From the Teeth of Angels
World Fantasy Award nominee 1995.
Jonathan Carroll is no longer just a cult author. His previous novel, After Silence, Placed this gifted and award-winning writer squarely in the mainstream. The San Francisco Chronicle raved, ”After Silence is filled with people who feel as real as one's closest friends, observed with a penetrating, and sometimes brutally chilling, clarity ... a taut, original work whose excellence fulfills the promises made by this remarkable author over the last dozen years.” In From the Teeth of Angels, Jonathan Carroll returns to that unique literary landscape that he paves with magic and wonder.
While vacationing in Sardinia, Ian McGann meets Death in a dream. Death promises to answer any of McGann's questions, but if he fails to understand the answers, he will have to pay with his life.
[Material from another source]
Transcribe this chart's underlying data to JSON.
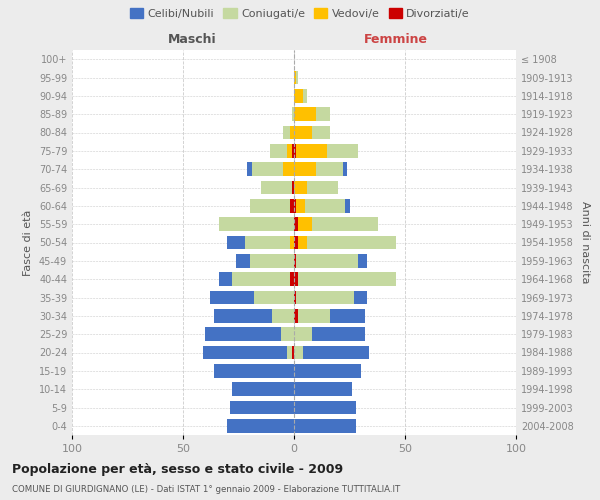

In Los Angeles, successful film actress Arlen Ford is no longer happy living in the Hollywood fast lane. She gives up everything-her career, her house, her glam orous lifestyle-and moves to Austria, where she meets a passionate war correspondent. From the start, their relationship is all-consuming. Arlen realizes she has been waiting for this man all her life.
And in Vienna, the terminally ill Wyatt Leonard suddenly discovers that he has the ability to raise the dead.
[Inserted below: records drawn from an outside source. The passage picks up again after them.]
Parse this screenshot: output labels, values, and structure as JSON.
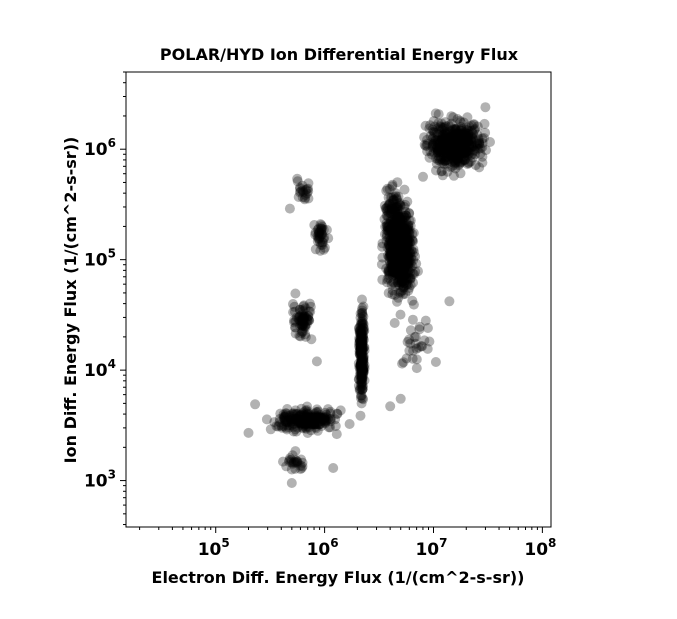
{
  "chart_data": {
    "type": "scatter",
    "title": "POLAR/HYD  Ion Differential Energy Flux",
    "xlabel": "Electron Diff. Energy Flux (1/(cm^2-s-sr))",
    "ylabel": "Ion Diff. Energy Flux (1/(cm^2-s-sr))",
    "xscale": "log",
    "yscale": "log",
    "xlim": [
      15000,
      120000000
    ],
    "ylim": [
      380,
      5000000
    ],
    "grid": false,
    "x_ticks": [
      {
        "base": "10",
        "exp": "5",
        "value": 100000
      },
      {
        "base": "10",
        "exp": "6",
        "value": 1000000
      },
      {
        "base": "10",
        "exp": "7",
        "value": 10000000
      },
      {
        "base": "10",
        "exp": "8",
        "value": 100000000
      }
    ],
    "y_ticks": [
      {
        "base": "10",
        "exp": "3",
        "value": 1000
      },
      {
        "base": "10",
        "exp": "4",
        "value": 10000
      },
      {
        "base": "10",
        "exp": "5",
        "value": 100000
      },
      {
        "base": "10",
        "exp": "6",
        "value": 1000000
      }
    ],
    "marker_color": "#000000",
    "marker_alpha": 0.3,
    "clusters": [
      {
        "x": [
          3000000,
          8000000
        ],
        "y": [
          30000,
          500000
        ],
        "count": 700,
        "note_shape": "main core"
      },
      {
        "x": [
          6000000,
          40000000
        ],
        "y": [
          500000,
          2400000
        ],
        "count": 450
      },
      {
        "x": [
          2000000,
          2400000
        ],
        "y": [
          3000,
          60000
        ],
        "count": 220
      },
      {
        "x": [
          250000,
          2000000
        ],
        "y": [
          2500,
          5000
        ],
        "count": 220
      },
      {
        "x": [
          450000,
          900000
        ],
        "y": [
          15000,
          60000
        ],
        "count": 70
      },
      {
        "x": [
          700000,
          1200000
        ],
        "y": [
          100000,
          250000
        ],
        "count": 40
      },
      {
        "x": [
          500000,
          800000
        ],
        "y": [
          300000,
          550000
        ],
        "count": 20
      },
      {
        "x": [
          350000,
          800000
        ],
        "y": [
          1000,
          2000
        ],
        "count": 25
      },
      {
        "x": [
          3000000,
          14000000
        ],
        "y": [
          5000,
          60000
        ],
        "count": 30
      },
      {
        "x": [
          3000000,
          6000000
        ],
        "y": [
          100000,
          800000
        ],
        "count": 60
      }
    ],
    "points": [
      {
        "x": 200000,
        "y": 2700
      },
      {
        "x": 230000,
        "y": 4900
      },
      {
        "x": 500000,
        "y": 950
      },
      {
        "x": 1200000,
        "y": 1300
      },
      {
        "x": 14000000,
        "y": 42000
      },
      {
        "x": 30000000,
        "y": 2400000
      },
      {
        "x": 6500000,
        "y": 15000
      },
      {
        "x": 5000000,
        "y": 5500
      },
      {
        "x": 4000000,
        "y": 4700
      },
      {
        "x": 560000,
        "y": 540000
      },
      {
        "x": 480000,
        "y": 290000
      },
      {
        "x": 850000,
        "y": 12000
      }
    ]
  }
}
How all three of these extraordinary fates converge is at the heart of Jonathan Carroll's most daring and provocative novel, in which he dares to ask – and answer – the ultimate question: What is Death?
Jonathan Carroll
Jonathan Carroll was born in 1949 in New York City. He graduated from university in 1971 and got married in the same year. He moved to Vienna, Austria a few years later and began teaching. His first novel was The Land of Laughs (1980).
Carroll's short story, ”Friend's Best Man”, won a World Fantasy Award. Carroll's work has been short-listed for that award, the Hugo, and the British Fantasy Award, which he won for the novel Outside the Dog Museum. His collection of short-stories, The Panic Hand, won the Bram Stoker Award in 1995 for Best Collection.